Furthermore, a host of start-ups are also fuelling the AI trend. These include names such as Alpaca, Binatix, Sentient, Walnut Algorithms and Capital.com.
The latter, which launched this year after receiving a $25m injection from two major investors – Prokopenya being one of them – is one of the first to have made AI available to retail investors, whose operations are more influenced by cognitive biases than those of professional teams, according to the company’s COO, Anastasia Akula.
The Capital.com app is similar to the US’ Robinhood or Europe’s Trading212, but has a specific AI-powered function that provides investors with tailored content based on behavioural analysis. Dubbed SmartFeed, this function helps users identify common trading biases and behavioural patterns, and provides them with relevant educational content whenever these biases are detected.
Speaking to World Finance, Akula described the core functions of the app’s AI features: “SmartFeed monitors the user’s trading activity, providing all the necessary data, analytics and educational materials. Analysing this data, the application will identify the cognitive biases that seem to influence the trader’s behaviour, and alert the trader about them. The app can also make financial calculations based on available data and provide educational materials to fix the biases. Thus, users can avoid the mental traps that humans tend to fall into while trading, and make more rational investment decisions.”
Artificial intelligence-based models look for the best trades hours, days, weeks or even months into the future
Akula’s argument has recently been corroborated by Italian researchers who found that by reminding traders of the existence of behavioural biases, their performance on the trading floor tended to improve.
Furthermore, it is important to note that individual traders are often more exposed to the consequences of cognitive biases than professional trading teams. Akula said: “It is a fact that individual traders have approximately the same numbers of profitable and losing trades as professional teams. However, the amounts of lost money are much higher with individual investors as a rule. This is the result of the disposition effect, which is not the case for professional traders. Our technology helps traders to avoid these disproportions.”
Can AI be trusted?
AI can be efficient in trading because of the large volumes of well-structured data available. “Finance does have such data, in contrast with many other sectors where the benefits of AI are overhyped,” said Prokopenya.
However, the recent evolutions affecting social networks, the media, politics and other spheres have also taught us that AI itself can be biased.
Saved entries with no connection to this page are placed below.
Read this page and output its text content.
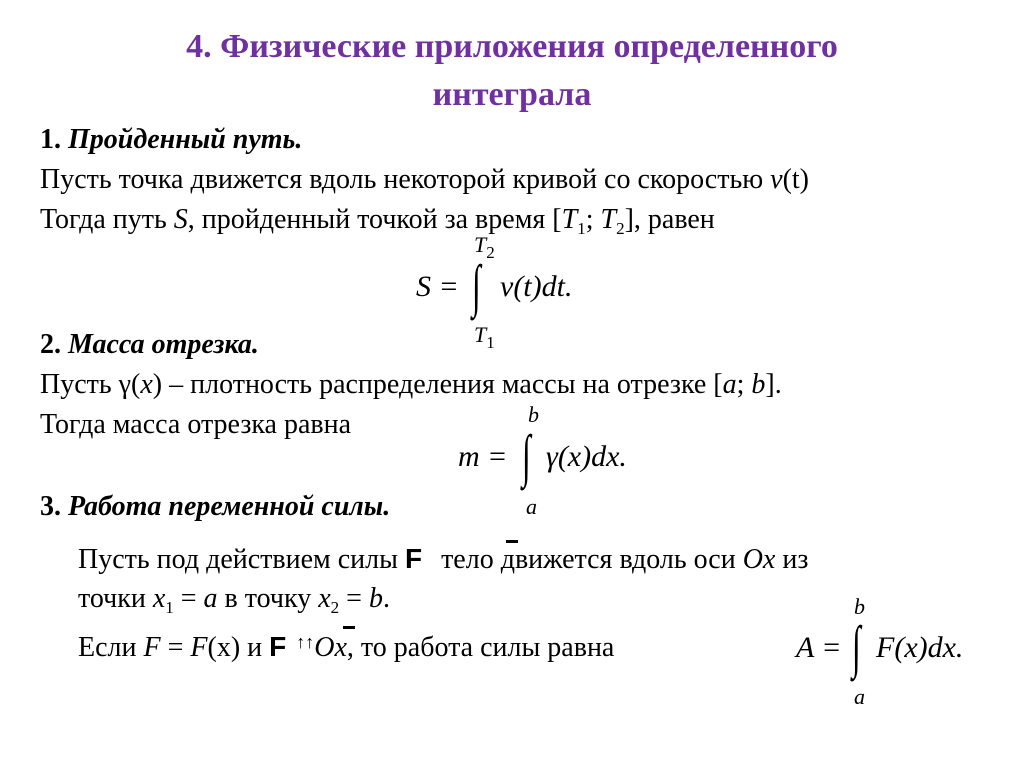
4. Физические приложения определенного
интеграла
1. Пройденный путь.
Пусть точка движется вдоль некоторой кривой со скоростью v(t)
Тогда путь S, пройденный точкой за время [$T_1$; $T_2$], равен
$T_2$
S = ∫ v(t)dt.
$T_1$
2. Масса отрезка.
Пусть γ(x) – плотность распределения массы на отрезке [a; b].
Тогда масса отрезка равна	b
m = ∫ γ(x)dx.
a
3. Работа переменной силы.
Пусть под действием силы F тело движется вдоль оси Ox из
точки $x_1 = a$ в точку $x_2 = b$.
Если F = F(x) и F ↑↑Ox, то работа силы равна
b
A = ∫ F(x)dx.
a
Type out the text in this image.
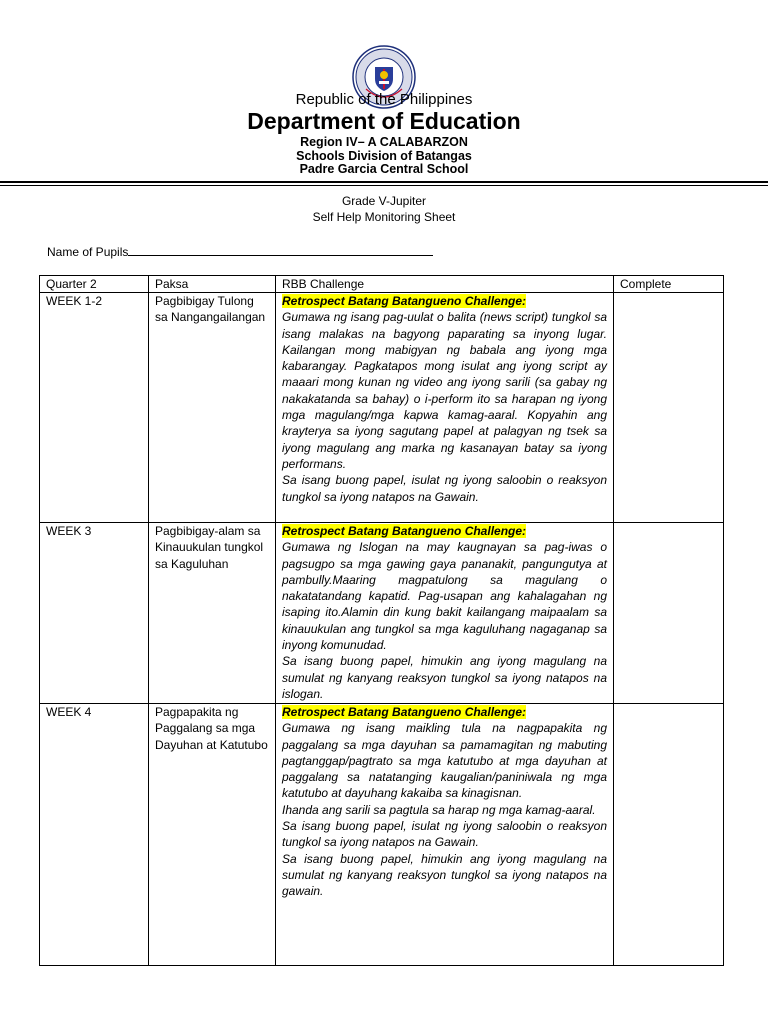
Republic of the Philippines
Department of Education
Region IV– A CALABARZON
Schools Division of Batangas
Padre Garcia Central School
Grade V-Jupiter
Self Help Monitoring Sheet
Name of Pupils
Quarter 2	Paksa	RBB Challenge	Complete
WEEK 1-2	Pagbibigay Tulong sa Nangangailangan	Retrospect Batang Batangueno Challenge:

Gumawa ng isang pag-uulat o balita (news script) tungkol sa isang malakas na bagyong paparating sa inyong lugar. Kailangan mong mabigyan ng babala ang iyong mga kabarangay. Pagkatapos mong isulat ang iyong script ay maaari mong kunan ng video ang iyong sarili (sa gabay ng nakakatanda sa bahay) o i-perform ito sa harapan ng iyong mga magulang/mga kapwa kamag-aaral. Kopyahin ang krayterya sa iyong sagutang papel at palagyan ng tsek sa iyong magulang ang marka ng kasanayan batay sa iyong performans.

Sa isang buong papel, isulat ng iyong saloobin o reaksyon tungkol sa iyong natapos na Gawain.	

WEEK 3	Pagbibigay-alam sa Kinauukulan tungkol sa Kaguluhan	Retrospect Batang Batangueno Challenge:

Gumawa ng Islogan na may kaugnayan sa pag-iwas o pagsugpo sa mga gawing gaya pananakit, pangungutya at pambully.Maaring magpatulong sa magulang o nakatatandang kapatid. Pag-usapan ang kahalagahan ng isaping ito.Alamin din kung bakit kailangang maipaalam sa kinauukulan ang tungkol sa mga kaguluhang nagaganap sa inyong komunudad.

Sa isang buong papel, himukin ang iyong magulang na sumulat ng kanyang reaksyon tungkol sa iyong natapos na islogan.	

WEEK 4	Pagpapakita ng Paggalang sa mga Dayuhan at Katutubo	Retrospect Batang Batangueno Challenge:

Gumawa ng isang maikling tula na nagpapakita ng paggalang sa mga dayuhan sa pamamagitan ng mabuting pagtanggap/pagtrato sa mga katutubo at mga dayuhan at paggalang sa natatanging kaugalian/paniniwala ng mga katutubo at dayuhang kakaiba sa kinagisnan.

Ihanda ang sarili sa pagtula sa harap ng mga kamag-aaral.

Sa isang buong papel, isulat ng iyong saloobin o reaksyon tungkol sa iyong natapos na Gawain.

Sa isang buong papel, himukin ang iyong magulang na sumulat ng kanyang reaksyon tungkol sa iyong natapos na gawain.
A study conducted by Tolga Bolukbasi, Kai-Wei Chang, James Zou, Venkatesh Saligrama and Adam Kalai in 2016 noted: “The blind application of machine learning runs the risk of amplifying biases present in data.”
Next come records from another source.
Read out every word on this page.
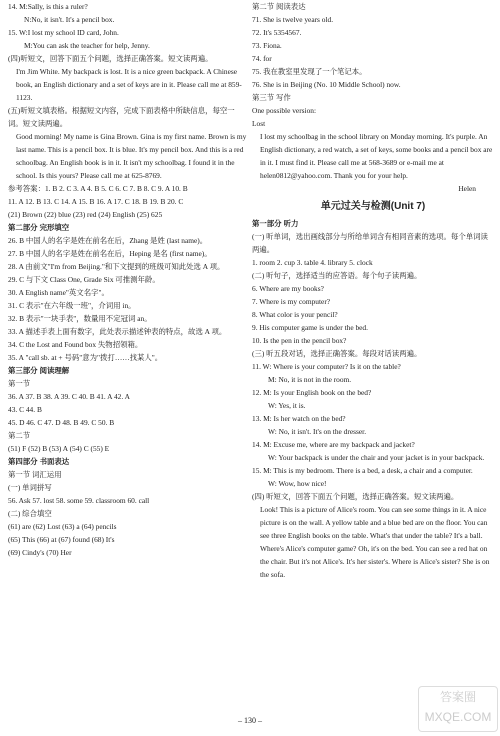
14. M:Sally, is this a ruler?
N:No, it isn't. It's a pencil box.
15. W:I lost my school ID card, John.
M:You can ask the teacher for help, Jenny.
(四)听短文，回答下面五个问题，选择正确答案。短文读两遍。
I'm Jim White. My backpack is lost. It is a nice green backpack. A Chinese book, an English dictionary and a set of keys are in it. Please call me at 859-1123.
(五)听短文填表格。根据短文内容，完成下面表格中所缺信息，每空一词。短文读两遍。
Good morning! My name is Gina Brown. Gina is my first name. Brown is my last name. This is a pencil box. It is blue. It's my pencil box. And this is a red schoolbag. An English book is in it. It isn't my schoolbag. I found it in the school. Is this yours? Please call me at 625-8769.
参考答案：1. B 2. C 3. A 4. B 5. C 6. C 7. B 8. C 9. A 10. B
11. A 12. B 13. C 14. A 15. B 16. A 17. C 18. B 19. B 20. C
(21) Brown (22) blue (23) red (24) English (25) 625
第二部分 完形填空
26. B 中国人的名字是姓在前名在后，Zhang 是姓 (last name)。
27. B 中国人的名字是姓在前名在后，Heping 是名 (first name)。
28. A 由前文"I'm from Beijing."和下文提到的班级可知此处选 A 项。
29. C 与下文 Class One, Grade Six 可推测年龄。
30. A English name"英文名字"。
31. C 表示"在六年级一班"，介词用 in。
32. B 表示"一块手表"，数量用不定冠词 an。
33. A 描述手表上面有数字，此处表示描述钟表的特点，故选 A 项。
34. C the Lost and Found box 失物招领箱。
35. A "call sb. at + 号码"意为"拨打……找某人"。
第三部分 阅读理解
第一节
36. A 37. B 38. A 39. C 40. B 41. A 42. A
43. C 44. B
45. D 46. C 47. D 48. B 49. C 50. B
第二节
(51) F (52) B (53) A (54) C (55) E
第四部分 书面表达
第一节 词汇运用
(一) 单词拼写
56. Ask 57. lost 58. some 59. classroom 60. call
(二) 综合填空
(61) are (62) Lost (63) a (64) pencils
(65) This (66) at (67) found (68) It's
(69) Cindy's (70) Her
第二节 阅读表达
71. She is twelve years old.
72. It's 5354567.
73. Fiona.
74. for
75. 我在教室里发现了一个笔记本。
76. She is in Beijing (No. 10 Middle School) now.
第三节 写作
One possible version:
Lost
I lost my schoolbag in the school library on Monday morning. It's purple. An English dictionary, a red watch, a set of keys, some books and a pencil box are in it. I must find it. Please call me at 568-3689 or e-mail me at helen0812@yahoo.com. Thank you for your help.
Helen
单元过关与检测(Unit 7)
第一部分 听力
(一) 听单词，选出画线部分与所给单词含有相同音素的选项。每个单词读两遍。
1. room 2. cup 3. table 4. library 5. clock
(二) 听句子，选择适当的应答语。每个句子读两遍。
6. Where are my books?
7. Where is my computer?
8. What color is your pencil?
9. His computer game is under the bed.
10. Is the pen in the pencil box?
(三) 听五段对话，选择正确答案。每段对话读两遍。
11. W: Where is your computer? Is it on the table?
M: No, it is not in the room.
12. M: Is your English book on the bed?
W: Yes, it is.
13. M: Is her watch on the bed?
W: No, it isn't. It's on the dresser.
14. M: Excuse me, where are my backpack and jacket?
W: Your backpack is under the chair and your jacket is in your backpack.
15. M: This is my bedroom. There is a bed, a desk, a chair and a computer.
W: Wow, how nice!
(四) 听短文，回答下面五个问题，选择正确答案。短文读两遍。
Look! This is a picture of Alice's room. You can see some things in it. A nice picture is on the wall. A yellow table and a blue bed are on the floor. You can see three English books on the table. What's that under the table? It's a ball. Where's Alice's computer game? Oh, it's on the bed. You can see a red hat on the chair. But it's not Alice's. It's her sister's. Where is Alice's sister? She is on the sofa.
– 130 –
答案圈 MXQE.COM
This is not to mention cases of computer trading programs running amok, generating huge losses on the stock exchange, as has happened several times in the world’s largest exchanges.
When asked if she believes that one day AI could replace human brains to such an extent that traders will be able to earn money while sleeping, Akula replied: “I hope this will not happen soon and we will still have our jobs in the sector. But, honestly speaking, the technology is developing rapidly. There are already algorithms that trade autonomously and more efficiently than humans. Our team at Capital.com works effectively to provide our clients with the latest cutting-edge technologies and AI solutions.”
The lesson? To let AI help us make more conscious and informed decisions, without allowing computers to fully replace our brains. Artificial or not, this combination may be the definition of true intelligence.